• jon

    Posted 1264 days ago

  • There were a few parallels to the modern day that really stood out to me in this piece. Although I think we refer to the past as being too close to day's problems, there certainly are connections that we can make. For example, Wickenden writes:

    The 1854 Kansas-Nebraska Act enabled voters in the Western territories to decide for themselves whether to permit slavery. A large migration of settlers, subsidized by abolitionists in the East, set out to insure that Kansas entered the Union as a free state. They found themselves facing off against pro-slavery militias, led by David Rice Atchison, a recently retired U.S. senator from Missouri. The militias, dubbed Border Ruffians by the Northern press, vowed to “lynch and hang, tar and feather, and drown every white-livered Abolitionist who dares to pollute our soil.”

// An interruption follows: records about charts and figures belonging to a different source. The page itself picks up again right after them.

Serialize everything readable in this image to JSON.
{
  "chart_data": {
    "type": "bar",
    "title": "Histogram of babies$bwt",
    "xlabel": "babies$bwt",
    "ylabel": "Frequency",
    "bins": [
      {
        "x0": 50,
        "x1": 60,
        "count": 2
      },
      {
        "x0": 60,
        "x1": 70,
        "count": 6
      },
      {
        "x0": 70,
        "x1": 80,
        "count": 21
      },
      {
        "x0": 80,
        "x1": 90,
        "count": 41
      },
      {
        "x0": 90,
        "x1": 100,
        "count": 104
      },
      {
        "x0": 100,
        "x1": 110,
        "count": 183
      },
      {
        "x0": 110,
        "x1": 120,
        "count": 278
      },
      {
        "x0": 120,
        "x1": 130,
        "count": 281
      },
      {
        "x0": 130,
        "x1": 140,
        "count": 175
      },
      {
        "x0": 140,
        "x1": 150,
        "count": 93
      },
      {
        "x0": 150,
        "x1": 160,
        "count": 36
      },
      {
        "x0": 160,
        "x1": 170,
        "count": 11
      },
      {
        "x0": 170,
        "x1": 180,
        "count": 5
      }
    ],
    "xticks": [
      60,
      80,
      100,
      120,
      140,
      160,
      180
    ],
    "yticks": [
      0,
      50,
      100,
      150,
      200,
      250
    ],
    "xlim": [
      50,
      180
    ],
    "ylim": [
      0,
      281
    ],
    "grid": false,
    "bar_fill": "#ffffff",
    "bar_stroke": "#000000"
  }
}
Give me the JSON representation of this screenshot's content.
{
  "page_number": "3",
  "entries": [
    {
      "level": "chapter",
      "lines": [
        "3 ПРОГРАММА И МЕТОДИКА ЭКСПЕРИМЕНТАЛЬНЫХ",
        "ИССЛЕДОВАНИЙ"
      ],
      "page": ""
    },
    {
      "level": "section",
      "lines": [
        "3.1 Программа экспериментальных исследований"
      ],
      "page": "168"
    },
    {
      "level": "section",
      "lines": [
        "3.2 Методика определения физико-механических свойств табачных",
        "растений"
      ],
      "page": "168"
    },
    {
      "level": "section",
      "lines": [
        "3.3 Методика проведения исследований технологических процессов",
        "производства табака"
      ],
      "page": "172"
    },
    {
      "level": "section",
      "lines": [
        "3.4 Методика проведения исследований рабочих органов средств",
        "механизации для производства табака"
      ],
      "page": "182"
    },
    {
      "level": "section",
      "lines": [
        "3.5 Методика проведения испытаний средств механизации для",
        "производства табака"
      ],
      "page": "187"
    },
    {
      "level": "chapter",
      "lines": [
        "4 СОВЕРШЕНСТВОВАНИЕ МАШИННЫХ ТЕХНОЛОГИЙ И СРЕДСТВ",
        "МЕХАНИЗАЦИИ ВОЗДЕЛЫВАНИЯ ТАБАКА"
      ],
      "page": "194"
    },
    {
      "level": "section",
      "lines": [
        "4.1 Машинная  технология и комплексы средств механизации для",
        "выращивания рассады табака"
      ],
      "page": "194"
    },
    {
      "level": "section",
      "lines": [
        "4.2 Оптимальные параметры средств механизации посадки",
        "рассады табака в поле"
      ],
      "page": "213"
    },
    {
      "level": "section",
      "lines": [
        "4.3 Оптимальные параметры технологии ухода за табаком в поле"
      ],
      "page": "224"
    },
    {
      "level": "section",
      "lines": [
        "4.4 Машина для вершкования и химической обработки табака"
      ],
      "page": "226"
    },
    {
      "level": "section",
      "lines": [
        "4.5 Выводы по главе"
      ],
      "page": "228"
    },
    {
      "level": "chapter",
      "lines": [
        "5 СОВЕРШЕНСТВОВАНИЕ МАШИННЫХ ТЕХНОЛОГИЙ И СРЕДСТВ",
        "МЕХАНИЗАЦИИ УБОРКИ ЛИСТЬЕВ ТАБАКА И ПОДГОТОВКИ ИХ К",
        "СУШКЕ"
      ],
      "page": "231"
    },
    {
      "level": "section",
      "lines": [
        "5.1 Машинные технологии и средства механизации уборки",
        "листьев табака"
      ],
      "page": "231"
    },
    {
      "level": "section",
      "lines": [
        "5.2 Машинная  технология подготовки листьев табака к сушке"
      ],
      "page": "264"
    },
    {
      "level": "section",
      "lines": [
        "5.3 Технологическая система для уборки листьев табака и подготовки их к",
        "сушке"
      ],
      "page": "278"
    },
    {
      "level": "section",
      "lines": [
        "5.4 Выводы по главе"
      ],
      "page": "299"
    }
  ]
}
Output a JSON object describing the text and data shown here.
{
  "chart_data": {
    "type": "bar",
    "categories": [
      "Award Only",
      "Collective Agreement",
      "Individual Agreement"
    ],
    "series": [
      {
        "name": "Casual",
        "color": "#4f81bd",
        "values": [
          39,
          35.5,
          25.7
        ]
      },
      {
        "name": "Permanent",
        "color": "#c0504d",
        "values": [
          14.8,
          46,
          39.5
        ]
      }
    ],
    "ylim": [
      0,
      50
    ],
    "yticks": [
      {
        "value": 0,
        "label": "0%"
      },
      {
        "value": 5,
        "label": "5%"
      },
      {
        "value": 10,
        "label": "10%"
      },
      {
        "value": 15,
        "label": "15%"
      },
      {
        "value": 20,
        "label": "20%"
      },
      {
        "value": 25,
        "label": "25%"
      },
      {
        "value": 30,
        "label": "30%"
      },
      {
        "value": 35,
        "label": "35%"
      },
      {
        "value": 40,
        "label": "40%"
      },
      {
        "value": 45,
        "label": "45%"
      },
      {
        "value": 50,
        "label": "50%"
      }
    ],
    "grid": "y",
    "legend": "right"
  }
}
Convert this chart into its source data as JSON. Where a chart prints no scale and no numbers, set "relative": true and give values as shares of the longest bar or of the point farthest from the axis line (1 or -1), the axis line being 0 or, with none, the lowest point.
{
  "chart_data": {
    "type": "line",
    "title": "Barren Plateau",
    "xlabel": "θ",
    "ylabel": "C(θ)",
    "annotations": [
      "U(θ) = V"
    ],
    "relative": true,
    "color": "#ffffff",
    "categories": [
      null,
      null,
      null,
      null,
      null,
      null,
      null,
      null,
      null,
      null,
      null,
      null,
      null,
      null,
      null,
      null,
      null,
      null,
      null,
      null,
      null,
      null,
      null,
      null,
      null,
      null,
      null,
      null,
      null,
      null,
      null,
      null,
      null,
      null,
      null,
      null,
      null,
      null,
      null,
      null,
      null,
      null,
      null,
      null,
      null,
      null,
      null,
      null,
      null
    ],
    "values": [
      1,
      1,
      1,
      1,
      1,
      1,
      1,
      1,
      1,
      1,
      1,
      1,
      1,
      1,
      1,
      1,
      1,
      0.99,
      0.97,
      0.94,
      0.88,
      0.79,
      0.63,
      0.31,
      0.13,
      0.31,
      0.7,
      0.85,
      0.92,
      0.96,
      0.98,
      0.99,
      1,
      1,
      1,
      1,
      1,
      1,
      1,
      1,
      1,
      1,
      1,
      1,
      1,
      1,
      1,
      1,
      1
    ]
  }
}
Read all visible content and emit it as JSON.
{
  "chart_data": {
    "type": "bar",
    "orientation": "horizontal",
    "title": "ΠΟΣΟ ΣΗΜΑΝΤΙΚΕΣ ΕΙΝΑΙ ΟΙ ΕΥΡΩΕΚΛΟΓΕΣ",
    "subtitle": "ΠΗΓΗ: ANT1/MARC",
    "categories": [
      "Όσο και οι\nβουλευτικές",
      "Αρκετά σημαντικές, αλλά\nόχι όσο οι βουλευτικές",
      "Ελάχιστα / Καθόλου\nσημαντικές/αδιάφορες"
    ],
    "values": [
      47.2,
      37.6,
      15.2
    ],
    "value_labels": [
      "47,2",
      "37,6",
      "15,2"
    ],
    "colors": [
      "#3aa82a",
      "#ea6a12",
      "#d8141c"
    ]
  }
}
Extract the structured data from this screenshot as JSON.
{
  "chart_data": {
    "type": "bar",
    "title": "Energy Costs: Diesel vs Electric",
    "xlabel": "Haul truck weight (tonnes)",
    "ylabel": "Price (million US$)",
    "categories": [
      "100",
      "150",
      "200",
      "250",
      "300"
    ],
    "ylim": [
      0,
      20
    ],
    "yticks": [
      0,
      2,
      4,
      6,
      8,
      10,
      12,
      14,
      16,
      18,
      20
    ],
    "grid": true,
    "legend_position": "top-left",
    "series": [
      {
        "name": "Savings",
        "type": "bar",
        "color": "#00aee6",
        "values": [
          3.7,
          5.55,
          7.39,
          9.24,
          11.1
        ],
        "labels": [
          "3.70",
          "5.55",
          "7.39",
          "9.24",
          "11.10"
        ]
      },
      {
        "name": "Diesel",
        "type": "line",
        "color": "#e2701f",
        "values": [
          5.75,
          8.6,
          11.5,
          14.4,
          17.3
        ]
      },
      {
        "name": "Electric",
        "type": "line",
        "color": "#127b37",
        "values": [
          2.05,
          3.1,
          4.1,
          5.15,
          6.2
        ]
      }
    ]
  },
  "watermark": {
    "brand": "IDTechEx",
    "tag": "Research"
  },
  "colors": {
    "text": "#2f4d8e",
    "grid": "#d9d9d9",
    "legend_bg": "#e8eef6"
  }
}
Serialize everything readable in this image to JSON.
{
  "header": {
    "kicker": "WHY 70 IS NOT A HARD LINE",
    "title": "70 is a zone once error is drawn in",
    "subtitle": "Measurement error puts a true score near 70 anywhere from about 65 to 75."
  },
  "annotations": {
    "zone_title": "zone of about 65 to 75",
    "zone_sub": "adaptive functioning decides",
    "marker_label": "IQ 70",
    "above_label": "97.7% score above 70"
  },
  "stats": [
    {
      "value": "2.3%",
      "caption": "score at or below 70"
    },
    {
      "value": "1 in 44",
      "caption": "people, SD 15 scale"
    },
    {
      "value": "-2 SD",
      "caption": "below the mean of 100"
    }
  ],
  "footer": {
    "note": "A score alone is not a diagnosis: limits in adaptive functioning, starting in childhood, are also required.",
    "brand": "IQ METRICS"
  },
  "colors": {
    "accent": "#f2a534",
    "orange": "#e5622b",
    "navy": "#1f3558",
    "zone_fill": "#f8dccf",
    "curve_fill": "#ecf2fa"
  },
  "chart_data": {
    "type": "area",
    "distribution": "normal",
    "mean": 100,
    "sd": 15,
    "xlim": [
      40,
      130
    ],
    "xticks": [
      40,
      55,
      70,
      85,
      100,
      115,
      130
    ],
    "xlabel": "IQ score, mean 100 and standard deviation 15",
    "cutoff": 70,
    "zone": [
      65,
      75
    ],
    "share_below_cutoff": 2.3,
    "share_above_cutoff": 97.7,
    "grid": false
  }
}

    We tend to think of political and campaign financing as part of modern politics. But it's clear that since the very early stages of our republic, wealthier and older states have sought to influence the politics of other ones. Some cry out that they infringe on their sovereignty, and that may be true to some extent, but who in their right mind would have wanted to live in a country with slaves? I believe in States' rights to an extent, but violations of human rights should never be condoned on the false premise of "constitutional" or "judiciary" rules. But that is one of the pitfalls of a federal state.

    The militia, thinking it was their right to determine politics through force, did the following:

    The day before the polls opened, a thousand well-armed militia members crossed the border, intent on voter suppression and fraud. Carrying preprinted ballots, they fanned out to free-state towns, stuffing ballot boxes and accosting voters and election judges. When the Ruffians’ candidates won, the besieged free-staters refused to accept the results of a patently fixed election. Rejecting what they called the “bogus legislature,” they established a rival government and set out to write their own constitution.

    The immediate parallel that I drew was to the recent riot at the capitol building, where Southerners waving Confederate flags protested the results of the election. The 1850's seems ages ago, but there are some constants to how we do politics and run our country that haven't changed over the years.